Strategic Portfolio Allocation: An Analytical Approach to Balancing Market and Style 23 Investments: A Case Study

Authors

  • Wanhe Li
  • Yuanzhe Li

DOI:

https://doi.org/10.54097/nczb5584

Keywords:

Portfolio Optimization; Risk-Return Trade-off; Sharpe Ratio; Value at Risk; Asset Allocation; Transaction Costs.

Abstract

This study explores optimal portfolio design by evaluating the risk-return dynamics of the Style 23 and Market portfolios, employing advanced statistical and analytical tools such as Sharpe ratio, regression analysis, cumulative returns, and Value at Risk (VaR). By examining both the entire and half-sample datasets, we developed a robust investment strategy that combines a 0.343 weight for Style 23 and a full weight for the Market Portfolio, demonstrating the benefits of diversification. The findings suggest that this strategy offers superior risk-adjusted returns compared to investing in a single portfolio, as losses in one can be mitigated by gains in the other.
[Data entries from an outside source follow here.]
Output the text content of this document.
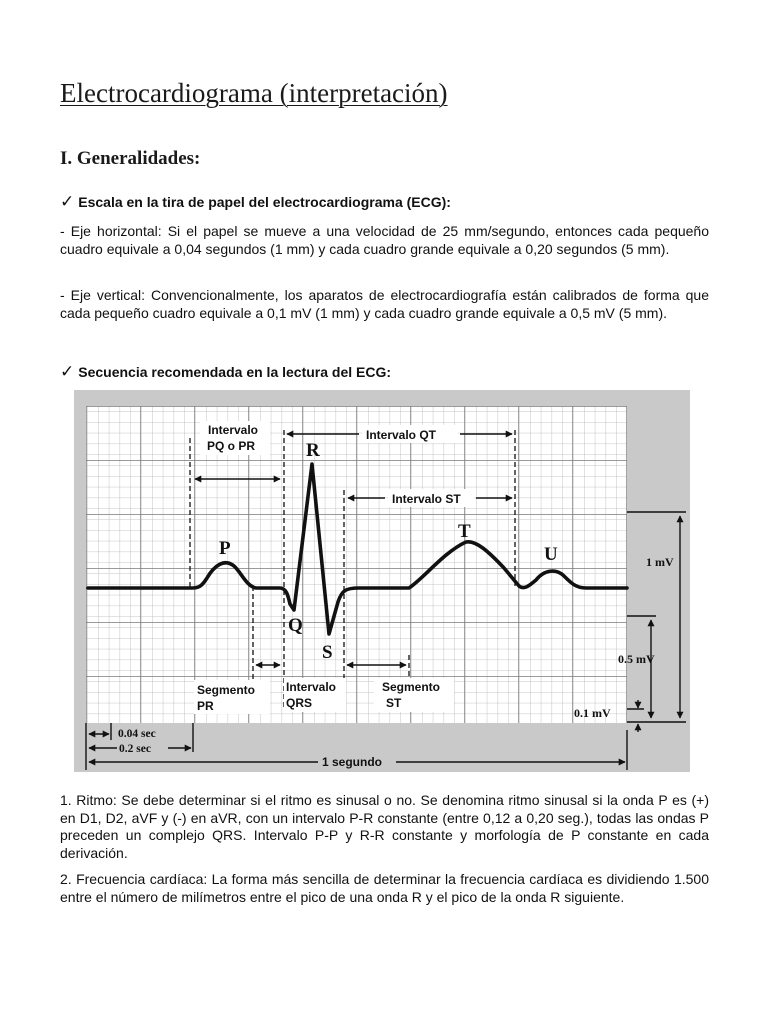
Electrocardiograma (interpretación)
I. Generalidades:
✓ Escala en la tira de papel del electrocardiograma (ECG):

- Eje horizontal: Si el papel se mueve a una velocidad de 25 mm/segundo, entonces cada pequeño cuadro equivale a 0,04 segundos (1 mm) y cada cuadro grande equivale a 0,20 segundos (5 mm).

- Eje vertical: Convencionalmente, los aparatos de electrocardiografía están calibrados de forma que cada pequeño cuadro equivale a 0,1 mV (1 mm) y cada cuadro grande equivale a 0,5 mV (5 mm).

✓ Secuencia recomendada en la lectura del ECG:
P
Q
R
S
T
U
Intervalo
PQ o PR
Intervalo QT
Intervalo ST
Segmento
PR
Intervalo
QRS
Segmento
ST
1 mV
0.5 mV
0.1 mV
0.04 sec
0.2 sec
1 segundo

1. Ritmo: Se debe determinar si el ritmo es sinusal o no. Se denomina ritmo sinusal si la onda P es (+) en D1, D2, aVF y (-) en aVR, con un intervalo P-R constante (entre 0,12 a 0,20 seg.), todas las ondas P preceden un complejo QRS. Intervalo P-P y R-R constante y morfología de P constante en cada derivación.

2. Frecuencia cardíaca: La forma más sencilla de determinar la frecuencia cardíaca es dividiendo 1.500 entre el número de milímetros entre el pico de una onda R y el pico de la onda R siguiente.
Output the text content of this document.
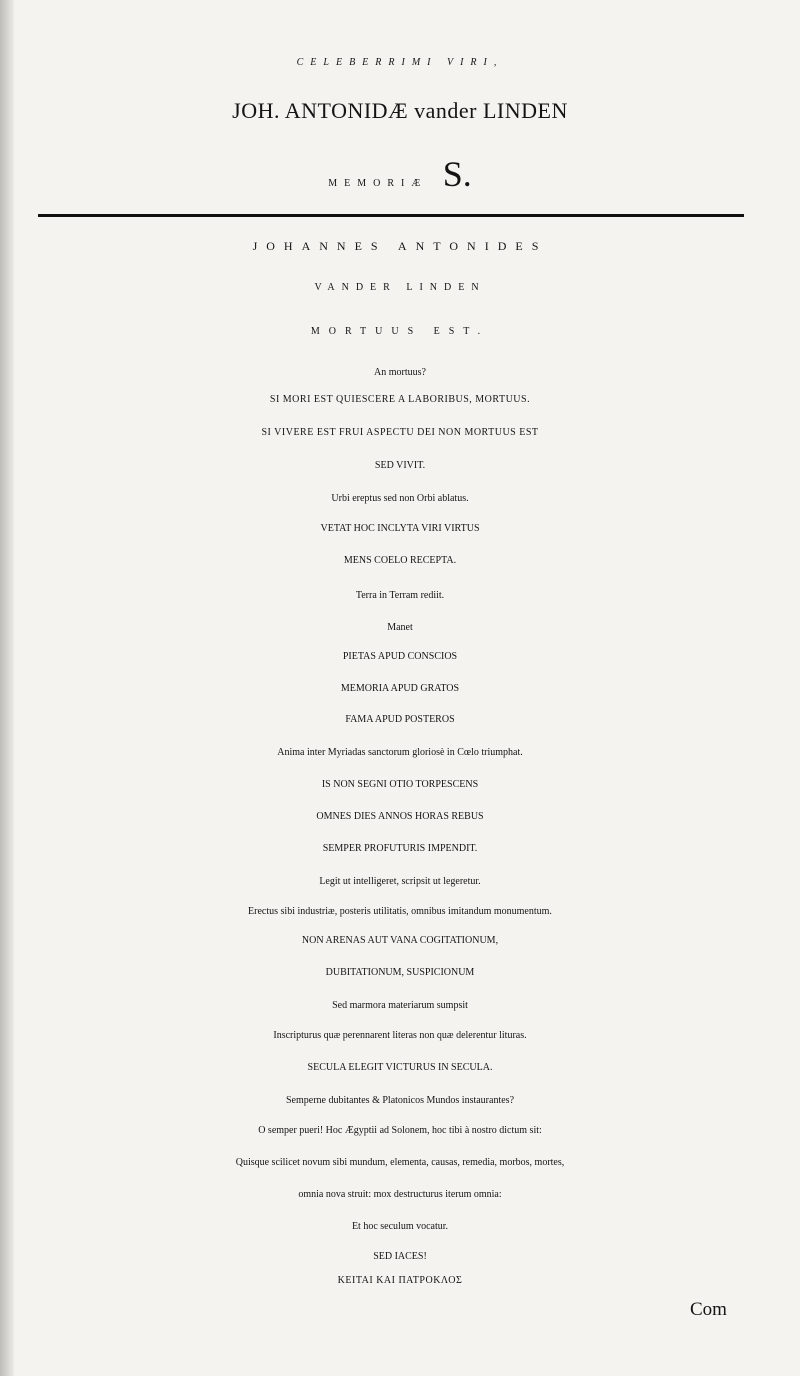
CELEBERRIMI VIRI,
JOH. ANTONIDÆ vander LINDEN
MEMORIÆ S.
JOHANNES ANTONIDES
VANDER LINDEN
MORTUUS EST.
An mortuus?
SI MORI EST QUIESCERE A LABORIBUS, MORTUUS.
SI VIVERE EST FRUI ASPECTU DEI NON MORTUUS EST
SED VIVIT.
Urbi ereptus sed non Orbi ablatus.
VETAT HOC INCLYTA VIRI VIRTUS
MENS COELO RECEPTA.
Terra in Terram rediit.
Manet
PIETAS APUD CONSCIOS
MEMORIA APUD GRATOS
FAMA APUD POSTEROS
Anima inter Myriadas sanctorum gloriosè in Cœlo triumphat.
IS NON SEGNI OTIO TORPESCENS
OMNES DIES ANNOS HORAS REBUS
SEMPER PROFUTURIS IMPENDIT.
Legit ut intelligeret, scripsit ut legeretur.
Erectus sibi industriæ, posteris utilitatis, omnibus imitandum monumentum.
NON ARENAS AUT VANA COGITATIONUM,
DUBITATIONUM, SUSPICIONUM
Sed marmora materiarum sumpsit
Inscripturus quæ perennarent literas non quæ delerentur lituras.
SECULA ELEGIT VICTURUS IN SECULA.
Semperne dubitantes & Platonicos Mundos instaurantes?
O semper pueri! Hoc Ægyptii ad Solonem, hoc tibi à nostro dictum sit:
Quisque scilicet novum sibi mundum, elementa, causas, remedia, morbos, mortes,
omnia nova struit: mox destructurus iterum omnia:
Et hoc seculum vocatur.
SED IACES!
ΚΕΙΤΑΙ ΚΑΙ ΠΑΤΡΟΚΛΟΣ
Com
However, the analysis also identifies key challenges, including the impact of transaction costs and external factors like economic conditions, which can affect overall performance. These insights underscore the need for continuous strategy evaluation and adjustment. The study concludes that while the combined strategy provides a sound framework for portfolio management, ongoing refinements and adaptability are essential to navigate evolving market landscapes effectively.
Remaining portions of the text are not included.